You can get a taste of the experience by hiking and walking these five Southern California trails, described by Times travel writer Christopher Reynolds.
If you’re keen on staying within L.A. County, the Point Dume Cove Trail in Malibu offers sweeping ocean views ideal for whale-spotting from February through April. You may want to visit during off-hours, as the pathways can be crowded at sunset.
Farther south, Reynolds offers tips for traversing trails at San Onofre State Beach, Torrey Pines State Natural Reserve in La Jolla and more.
Looking for an easy camping trip?
There’s nothing like that feeling of accomplishment that comes with camping in an off-the-beaten-path stretch of forest or a remote part of the desert.
But sometimes, it feels good to take it easy. And by far the easiest place I’ve camped is Carpinteria State Beach. A few years ago, I spent my birthday weekend at the campground, just over a hill of sand from the roaring Pacific.
My friends and I enjoyed the usual beach camping activities: taking long walks along the empty coast, making a campfire and sleeping under the stars. But we could also drive to Albertsons, five minutes away, when we ran out of marshmallows.
If a low-lift beach getaway sounds just your speed, book a campsite at Carpinteria State Beach on ReserveCalifornia.
Immerse yourself in one of L.A.’s architectural gems
Last week, I asked readers to send me their favorite architectural destinations in the West — you’ll see some of the responses I received in the coming months. This week, I’m spotlighting the Gamble House in Pasadena, recommended by Stephen Tetzlaff.
Tours of the interior of the famed Arts and Crafts-style home have not resumed, but visitors can purchase tickets for a one-hour tour of the home’s exterior and gardens, as well as a 90-minute tour of the neighborhood, a National Register Historic District.
For those who can’t visit in person, the Gamble House’s website offers virtual docent-led tours of the home and an immersive click-through experience.
Planning a road trip?

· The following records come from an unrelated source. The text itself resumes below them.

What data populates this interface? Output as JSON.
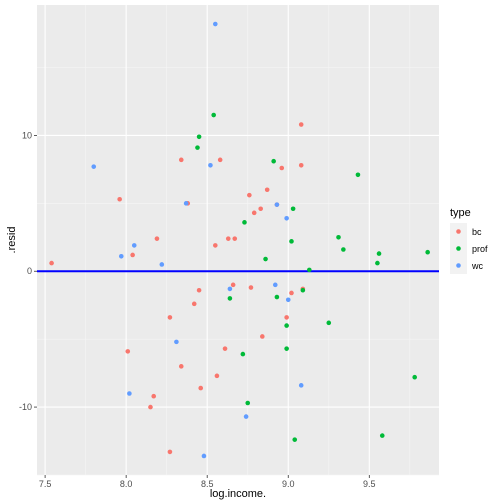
{
  "chart_data": {
    "type": "scatter",
    "xlabel": "log.income.",
    "ylabel": ".resid",
    "xlim": [
      7.45,
      9.93
    ],
    "ylim": [
      -15.0,
      19.6
    ],
    "x_ticks": [
      7.5,
      8.0,
      8.5,
      9.0,
      9.5
    ],
    "x_tick_labels": [
      "7.5",
      "8.0",
      "8.5",
      "9.0",
      "9.5"
    ],
    "y_ticks": [
      -10,
      0,
      10
    ],
    "y_tick_labels": [
      "-10",
      "0",
      "10"
    ],
    "hline": {
      "y": 0,
      "color": "#0000ff"
    },
    "grid": true,
    "legend_position": "right",
    "legend_title": "type",
    "series": [
      {
        "name": "bc",
        "color": "#f8766d",
        "points": [
          [
            7.54,
            0.6
          ],
          [
            7.96,
            5.3
          ],
          [
            8.01,
            -5.9
          ],
          [
            8.04,
            1.2
          ],
          [
            8.15,
            -10.0
          ],
          [
            8.17,
            -9.2
          ],
          [
            8.19,
            2.4
          ],
          [
            8.27,
            -3.4
          ],
          [
            8.27,
            -13.3
          ],
          [
            8.34,
            8.2
          ],
          [
            8.34,
            -7.0
          ],
          [
            8.38,
            5.0
          ],
          [
            8.42,
            -2.4
          ],
          [
            8.45,
            -1.4
          ],
          [
            8.46,
            -8.6
          ],
          [
            8.55,
            1.9
          ],
          [
            8.56,
            -7.7
          ],
          [
            8.58,
            8.2
          ],
          [
            8.61,
            -5.7
          ],
          [
            8.63,
            2.4
          ],
          [
            8.66,
            -1.0
          ],
          [
            8.67,
            2.4
          ],
          [
            8.76,
            5.6
          ],
          [
            8.77,
            -1.2
          ],
          [
            8.79,
            4.3
          ],
          [
            8.83,
            4.6
          ],
          [
            8.84,
            -4.8
          ],
          [
            8.87,
            6.0
          ],
          [
            8.93,
            4.9
          ],
          [
            8.96,
            7.6
          ],
          [
            8.99,
            -3.4
          ],
          [
            9.02,
            -1.6
          ],
          [
            9.08,
            10.8
          ],
          [
            9.08,
            7.8
          ],
          [
            9.09,
            -1.3
          ]
        ]
      },
      {
        "name": "prof",
        "color": "#00ba38",
        "points": [
          [
            8.44,
            9.1
          ],
          [
            8.45,
            9.9
          ],
          [
            8.54,
            11.5
          ],
          [
            8.64,
            -2.0
          ],
          [
            8.72,
            -6.1
          ],
          [
            8.73,
            3.6
          ],
          [
            8.75,
            -9.7
          ],
          [
            8.86,
            0.9
          ],
          [
            8.91,
            8.1
          ],
          [
            8.93,
            -1.9
          ],
          [
            8.99,
            -5.7
          ],
          [
            8.99,
            -4.0
          ],
          [
            9.02,
            2.2
          ],
          [
            9.03,
            4.6
          ],
          [
            9.04,
            -12.4
          ],
          [
            9.09,
            -1.4
          ],
          [
            9.13,
            0.1
          ],
          [
            9.25,
            -3.8
          ],
          [
            9.31,
            2.5
          ],
          [
            9.34,
            1.6
          ],
          [
            9.43,
            7.1
          ],
          [
            9.55,
            0.6
          ],
          [
            9.56,
            1.3
          ],
          [
            9.58,
            -12.1
          ],
          [
            9.78,
            -7.8
          ],
          [
            9.86,
            1.4
          ]
        ]
      },
      {
        "name": "wc",
        "color": "#619cff",
        "points": [
          [
            7.8,
            7.7
          ],
          [
            7.97,
            1.1
          ],
          [
            8.02,
            -9.0
          ],
          [
            8.05,
            1.9
          ],
          [
            8.22,
            0.5
          ],
          [
            8.31,
            -5.2
          ],
          [
            8.37,
            5.0
          ],
          [
            8.48,
            -13.6
          ],
          [
            8.52,
            7.8
          ],
          [
            8.55,
            18.2
          ],
          [
            8.64,
            -1.3
          ],
          [
            8.74,
            -10.7
          ],
          [
            8.92,
            -1.0
          ],
          [
            8.93,
            4.9
          ],
          [
            8.99,
            3.9
          ],
          [
            9.0,
            -2.1
          ],
          [
            9.08,
            -8.4
          ]
        ]
      }
    ]
  }
}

Check out this tool
If you’re planning a road trip this summer, take Within Hours for a spin. The simple website allows you to plug in a destination and learn about nearby attractions.
This tool is particularly useful for travelers adhering to California’s advisory to stay within 120 miles of home. On its list of destinations 120 miles from Los Angeles are Joshua Tree National Park, Refugio State Beach and many more.
Can’t adventure IRL? Here’s one way to expand your horizons
Take a plunge into Australia’s Great Barrier Reef with this immersive virtual experience created by David Attenborough.
I was surprised to learn that the reef is a destination for more than divers and tourists — many marine animals also make lengthy journeys to its waters. For example, dwarf minke whales travel thousands of miles north from the sub-Antarctic during the winter season.
Virtual travelers learn about the threats facing the Great Barrier Reef, including ocean acidification and sea temperature rise, which causes coral bleaching, and invasions of crown-of-thorns starfish.
Hitting the pavement this weekend? “Drive and Disconnect” by NAO is a sure-fire way to get amped on the way to your next adventure.